Cook's Illustrated

Strawberry Pie

Published May 1, 1998.

To preserve the pristine taste of fresh strawberries, thicken with a combination of cornstarch and pectin that's designed for low-sugar recipes.

The Problem

Commercially made pies feature phony flavor and color and less-than-fresh berries, but they also have a smooth texture that's hard to replicate in homemade pies, which have the advantage of fresh, top-notch berries but often the disadvantage of a stiff and cloudy glaze that eventually turns watery. Could one pie combine the best of both?

The Goal

We wanted a pie with fresh, juicy berries held together by a soft, sweet glaze. We also wanted a pie that would be easy to prepare, makes use of ingredients available at the local market, and emphasizes the rich flavor and color of fresh strawberries.

The Solution

In one of our early experiments, we had tried combining cornstarch with a brand of pectin called Sure Jell for Lower Sugar Recipes; it's designed to thicken with much less sugar than what is required by "normal," or unadulterated, pectin.

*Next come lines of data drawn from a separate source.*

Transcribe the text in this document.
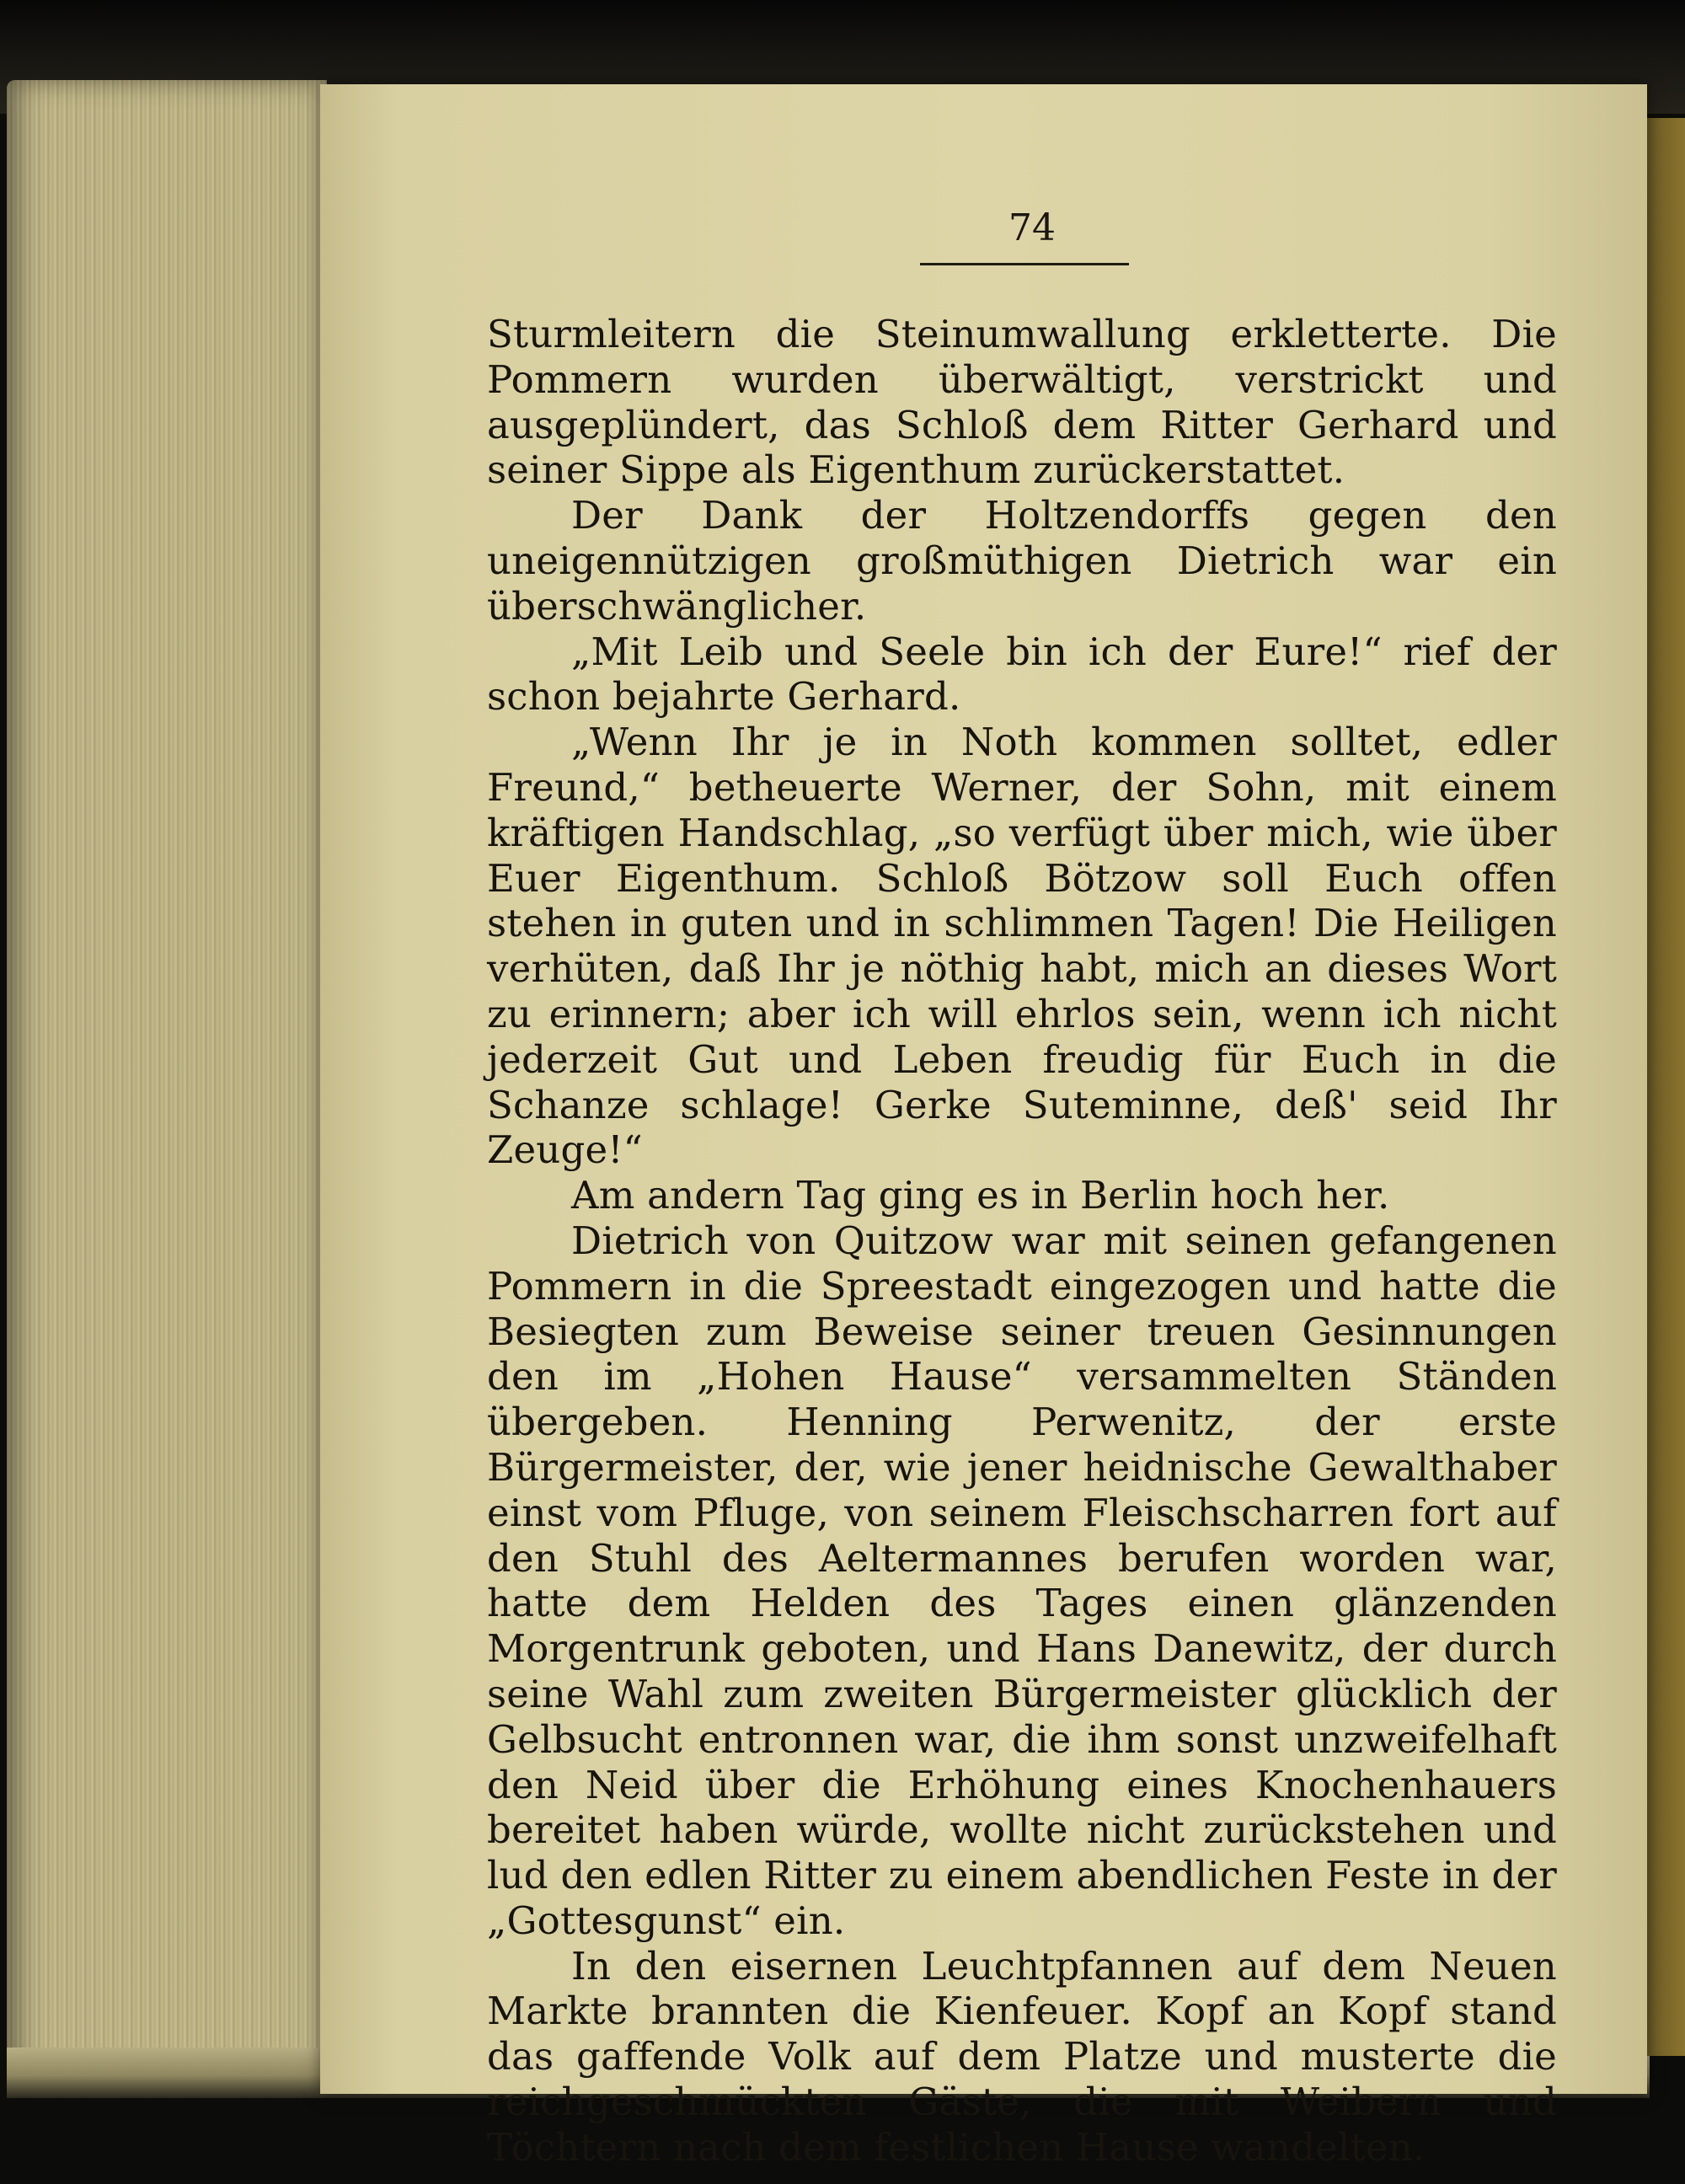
74

Sturmleitern die Steinumwallung erkletterte. Die Pommern wurden überwältigt, verstrickt und ausgeplündert, das Schloß dem Ritter Gerhard und seiner Sippe als Eigenthum zurückerstattet.

Der Dank der Holtzendorffs gegen den uneigennützigen großmüthigen Dietrich war ein überschwänglicher.

„Mit Leib und Seele bin ich der Eure!“ rief der schon bejahrte Gerhard.

„Wenn Ihr je in Noth kommen solltet, edler Freund,“ betheuerte Werner, der Sohn, mit einem kräftigen Handschlag, „so verfügt über mich, wie über Euer Eigenthum. Schloß Bötzow soll Euch offen stehen in guten und in schlimmen Tagen! Die Heiligen verhüten, daß Ihr je nöthig habt, mich an dieses Wort zu erinnern; aber ich will ehrlos sein, wenn ich nicht jederzeit Gut und Leben freudig für Euch in die Schanze schlage! Gerke Suteminne, deß' seid Ihr Zeuge!“

Am andern Tag ging es in Berlin hoch her.

Dietrich von Quitzow war mit seinen gefangenen Pommern in die Spreestadt eingezogen und hatte die Besiegten zum Beweise seiner treuen Gesinnungen den im „Hohen Hause“ versammelten Ständen übergeben. Henning Perwenitz, der erste Bürgermeister, der, wie jener heidnische Gewalthaber einst vom Pfluge, von seinem Fleischscharren fort auf den Stuhl des Aeltermannes berufen worden war, hatte dem Helden des Tages einen glänzenden Morgentrunk geboten, und Hans Danewitz, der durch seine Wahl zum zweiten Bürgermeister glücklich der Gelbsucht entronnen war, die ihm sonst unzweifelhaft den Neid über die Erhöhung eines Knochenhauers bereitet haben würde, wollte nicht zurückstehen und lud den edlen Ritter zu einem abendlichen Feste in der „Gottesgunst“ ein.

In den eisernen Leuchtpfannen auf dem Neuen Markte brannten die Kienfeuer. Kopf an Kopf stand das gaffende Volk auf dem Platze und musterte die reichgeschmückten Gäste, die mit Weibern und Töchtern nach dem festlichen Hause wandelten.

We had rejected this pie because its gel had been overly firm. But we also remembered that it had been less watery than the others when we took it out of the refrigerator. After some additional tests, in which we reduced the amount of this designer pectin, we had a glaze that allowed the beautiful red color of the strawberries to shine through and that could withstand chilling in the refrigerator without becoming watery. We had our perfect strawberry pie--commercially modified starches notwithstanding.